San Diego — I have been toying with a Canon 24mm TSE lens, thinking it would be a good one to take on theLandscape Class’s Field Trip to Alabama Hills next weekend. My impressions of the lens are that it is tack sharp but its greatest benefit is that it begins to return some of the controls for the depth of field plane available in a view camera. Don’t misunderstand me, this lens and its brethren are NOT replacements for a proper view camera since the movements are extremely limited. You have tilts and you have shifts, but even then to very small degrees of movement and only on one axis each so there are no compound movements as you would get with a real view camera. And such as they are they are only on the lens plane.
But for landscape work you really only need the tilt capability and normally, following the directives of Herr Scheimflug, not much at that. And because of how close it will focus it does make a great lens for semi-macro and close-up photography. I know most people think of wide angle lenses as tools to get that wide expanse of view out there and they will certainly do that. But they do it with enormous distortion. If I simply want a wide view then I’ll do it as a stitched panorama and eliminate the distortion.
For me, the greatest value of wide angle and extreme wide angle lenses is their ability to let you change spacial relationships and really emphasize foreground objects. To do that you have to get right in on top of the foreground subjects.

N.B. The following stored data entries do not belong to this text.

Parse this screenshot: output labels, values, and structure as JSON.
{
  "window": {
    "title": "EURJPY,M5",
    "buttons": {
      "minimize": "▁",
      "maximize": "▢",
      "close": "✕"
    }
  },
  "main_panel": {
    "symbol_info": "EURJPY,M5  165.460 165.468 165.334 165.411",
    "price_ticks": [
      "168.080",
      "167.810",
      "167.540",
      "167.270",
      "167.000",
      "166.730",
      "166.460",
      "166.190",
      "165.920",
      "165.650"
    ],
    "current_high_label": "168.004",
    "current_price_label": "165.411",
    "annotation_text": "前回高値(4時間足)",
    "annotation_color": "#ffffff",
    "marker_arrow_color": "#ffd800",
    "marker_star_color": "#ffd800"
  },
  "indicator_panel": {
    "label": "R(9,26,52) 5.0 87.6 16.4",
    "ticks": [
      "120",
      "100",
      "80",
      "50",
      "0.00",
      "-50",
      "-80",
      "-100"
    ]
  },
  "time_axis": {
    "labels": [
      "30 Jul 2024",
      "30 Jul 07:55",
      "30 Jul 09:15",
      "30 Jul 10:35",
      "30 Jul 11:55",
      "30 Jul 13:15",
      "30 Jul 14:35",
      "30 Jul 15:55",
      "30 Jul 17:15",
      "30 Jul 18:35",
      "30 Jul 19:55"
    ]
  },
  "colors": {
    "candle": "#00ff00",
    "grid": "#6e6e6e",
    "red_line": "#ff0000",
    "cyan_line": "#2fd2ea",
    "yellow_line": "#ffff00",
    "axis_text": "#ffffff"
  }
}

Here is a shot I took this morning of some palm fronds in my back yard.
This was shot RAW with a Canon 1Ds Mk II, with the Canon 24mm f-3.5 TSE set to f-8 at 1/250, a custom white balance and with my camera’s profile assigned in ACR before it was then processed in Photoshop. What is great about the lens is the absolute control available over depth of field. By varing the degree of tilt you can shoot at the lens’s sweet spot for sharpness and still choose what to have in apparent focus and what to let go soft. What is cool is that you can take advantage of the nearly instant display on the monitor to check the focus by zooming in and checking critical areas. Click on the image for an enlarged view.
The bokeh is a bit harsh but nearly round (the oval is created by the swing of the lens) but the truth is, it is being exagerated in the shot above anyway due to the backlighting and slight lens flare from the sun being just off axis of the lens. There was minimal chromatic aberration in the file and Bridge cleaned it up easily. The 24mm focal length does not show all that much barrel distortion anyway. It is not until you get to 20mm and wider that it really can get obnoxious and you have to pay very close attention to angles of view so that the curvature of things on the edges does not detract from the composition but can add to it. I was right on top of the fronds in the shot above and their naturally flowing shapes masks the little distortion there was in the frame.
I like this lens alot and would love to have all of the TSE lenses (17mm, 24mm, 45mm, and 90mm) but they are not cheap (roughly $1,500 each). If I were still making my living with this then it would be an easy business decision but now it is for fun and a few extra bucks from occasional print sales. So I’ll take it along and we’ll see… we’ll see.
My 8-15mm f4L Canon fisheye should arrive just before the trip so there will be no time to test it in advance but I’ll certainly report on its performance in the trip debriefing. We’ll leave Friday morning and then have Friday afternoon/evening, all day Saturday, and Sunday morning to play among these iconic rock formations so it should be a good continued test of this lens plus the new one.